Enviada em 10/10/2018

O Massacre do Carandiru, em 1992, é um marco mundial sobre a situação dos presídios brasileiros, pois, uma rebelião que poderia ser controlada acabou ocasionando centenas de mortes devido à superlotação. Nesse sentido, o sistema penitenciário do Brasil enfrenta problemas históricos, como a falta de infraestrutura e a inversão do seu papel social. Sendo assim, deve-se analisar essas causas e buscar soluções eficazes.

Primeiramente, vale destacar que a ausência de infraestrutura é um dos fatores mais evidentes. É notório pela população que as prisões, no Brasil, muitas vezes, possuem prédios em situações precárias, banheiros com fossas em vez de vasos sanitários, falta de energia elétrica e superlotação. Tal realidade acaba diminuindo a expectativa de vida e de reintegração do detento, visto que ele se sente sem dignidade. Segundo um relatório do Conselho Nacional de Justiça, as prisões brasileiras apresentam condições subumanas, o que confirma a falta de dignidade e infraestrutura dos locais.

Outrossim, o real objetivo das penitenciárias foi invertido com o passar dos anos. A criação desses lugares tinha a função de punir o infrator e reeducá-lo para um convívio social respeitoso. Entretanto, percebe-se que a situação das prisões é de e iminente conflito, no qual os presos precisam aliar-se a facções para sobreviverem. Conforme dados do Ministério da Justiça, a Lei de Drogas assegurou a detenção de traficantes, mas também de usuários, o que gera uma inversão de função dos presídios, já que o infrator de menor perigo convive diretamente com o de alta periculosidade.

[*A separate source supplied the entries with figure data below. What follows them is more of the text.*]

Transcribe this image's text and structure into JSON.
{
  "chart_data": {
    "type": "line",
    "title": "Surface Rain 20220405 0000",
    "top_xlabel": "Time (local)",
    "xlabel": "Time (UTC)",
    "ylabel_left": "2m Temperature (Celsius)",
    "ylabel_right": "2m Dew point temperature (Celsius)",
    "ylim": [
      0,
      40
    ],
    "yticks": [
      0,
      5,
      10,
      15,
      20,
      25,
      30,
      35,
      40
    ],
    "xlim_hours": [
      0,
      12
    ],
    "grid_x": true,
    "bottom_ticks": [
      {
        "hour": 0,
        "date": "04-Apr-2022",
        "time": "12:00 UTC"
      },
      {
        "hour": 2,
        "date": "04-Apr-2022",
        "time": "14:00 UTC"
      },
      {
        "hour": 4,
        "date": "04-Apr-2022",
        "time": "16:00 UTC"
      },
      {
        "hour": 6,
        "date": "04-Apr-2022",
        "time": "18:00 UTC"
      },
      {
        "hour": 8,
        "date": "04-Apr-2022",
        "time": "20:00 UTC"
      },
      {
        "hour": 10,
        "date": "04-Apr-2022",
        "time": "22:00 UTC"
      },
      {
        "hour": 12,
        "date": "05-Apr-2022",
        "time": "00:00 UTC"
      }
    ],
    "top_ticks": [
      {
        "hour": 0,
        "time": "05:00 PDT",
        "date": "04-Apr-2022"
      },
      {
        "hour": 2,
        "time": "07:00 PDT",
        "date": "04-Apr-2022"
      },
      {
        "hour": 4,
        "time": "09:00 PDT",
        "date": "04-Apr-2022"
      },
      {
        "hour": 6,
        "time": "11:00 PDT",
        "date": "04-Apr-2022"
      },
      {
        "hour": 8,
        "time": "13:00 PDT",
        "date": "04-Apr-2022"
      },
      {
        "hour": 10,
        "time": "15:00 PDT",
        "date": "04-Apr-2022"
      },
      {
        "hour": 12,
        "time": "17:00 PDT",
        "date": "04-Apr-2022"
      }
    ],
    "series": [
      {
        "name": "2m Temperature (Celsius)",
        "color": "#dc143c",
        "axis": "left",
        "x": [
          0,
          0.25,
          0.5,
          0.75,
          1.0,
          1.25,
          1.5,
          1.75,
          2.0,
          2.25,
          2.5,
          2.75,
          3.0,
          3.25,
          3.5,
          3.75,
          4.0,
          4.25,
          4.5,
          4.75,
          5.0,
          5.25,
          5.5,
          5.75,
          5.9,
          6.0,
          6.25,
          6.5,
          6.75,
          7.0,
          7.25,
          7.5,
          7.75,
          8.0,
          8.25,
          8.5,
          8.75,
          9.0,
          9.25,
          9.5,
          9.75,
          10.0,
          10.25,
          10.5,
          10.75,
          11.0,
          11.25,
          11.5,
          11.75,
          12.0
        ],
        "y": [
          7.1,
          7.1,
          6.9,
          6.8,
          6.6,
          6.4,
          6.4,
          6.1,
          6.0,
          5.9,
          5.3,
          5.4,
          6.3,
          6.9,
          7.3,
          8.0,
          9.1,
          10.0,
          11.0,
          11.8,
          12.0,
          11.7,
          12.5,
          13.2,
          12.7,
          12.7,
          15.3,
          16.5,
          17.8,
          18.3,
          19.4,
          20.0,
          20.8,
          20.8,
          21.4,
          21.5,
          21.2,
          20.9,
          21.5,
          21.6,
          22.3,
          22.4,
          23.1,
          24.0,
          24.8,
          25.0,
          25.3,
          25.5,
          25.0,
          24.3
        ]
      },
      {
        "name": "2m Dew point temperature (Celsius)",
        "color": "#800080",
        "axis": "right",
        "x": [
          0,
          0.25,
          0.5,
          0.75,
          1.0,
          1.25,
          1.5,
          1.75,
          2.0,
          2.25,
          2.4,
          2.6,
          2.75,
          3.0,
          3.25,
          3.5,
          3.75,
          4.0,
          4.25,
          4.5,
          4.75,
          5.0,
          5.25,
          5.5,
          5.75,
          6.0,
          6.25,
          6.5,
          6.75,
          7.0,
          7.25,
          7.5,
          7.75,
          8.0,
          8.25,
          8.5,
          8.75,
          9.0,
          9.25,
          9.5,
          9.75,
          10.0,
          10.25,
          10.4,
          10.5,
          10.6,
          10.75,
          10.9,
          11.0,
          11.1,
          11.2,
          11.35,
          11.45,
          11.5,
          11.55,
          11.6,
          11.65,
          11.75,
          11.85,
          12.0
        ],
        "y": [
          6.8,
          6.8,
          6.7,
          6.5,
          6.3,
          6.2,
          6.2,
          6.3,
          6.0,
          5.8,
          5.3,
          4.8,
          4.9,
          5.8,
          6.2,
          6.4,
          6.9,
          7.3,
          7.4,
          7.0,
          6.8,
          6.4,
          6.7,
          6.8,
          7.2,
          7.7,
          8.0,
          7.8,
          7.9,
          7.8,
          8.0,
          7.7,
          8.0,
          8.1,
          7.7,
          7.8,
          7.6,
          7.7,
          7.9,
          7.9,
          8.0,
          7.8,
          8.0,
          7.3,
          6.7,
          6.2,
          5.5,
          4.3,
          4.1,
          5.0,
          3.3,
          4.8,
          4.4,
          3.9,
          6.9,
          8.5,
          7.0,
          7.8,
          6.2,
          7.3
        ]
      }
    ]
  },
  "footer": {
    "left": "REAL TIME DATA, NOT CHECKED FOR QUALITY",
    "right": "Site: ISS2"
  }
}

Portanto, mudar essa situação secular do Brasil é essencial para a segurança. O Ministério da Justiça, em parceria com empresas privadas, deve reestruturar as prisões do país, por meio da utilização dos presos de baixa periculosidade em trabalhos de pintura, limpeza e reboco, com a finalidade de dar dignidade aos detentos, reduzir as penas e o excesso de pessoas nos presídios. Ademais, a polícia deve criar um plano de separação dos presos por grau de perigo, por meio de pesquisas nas prisões, afim de inibir a formação de facções e garantir a segurança social.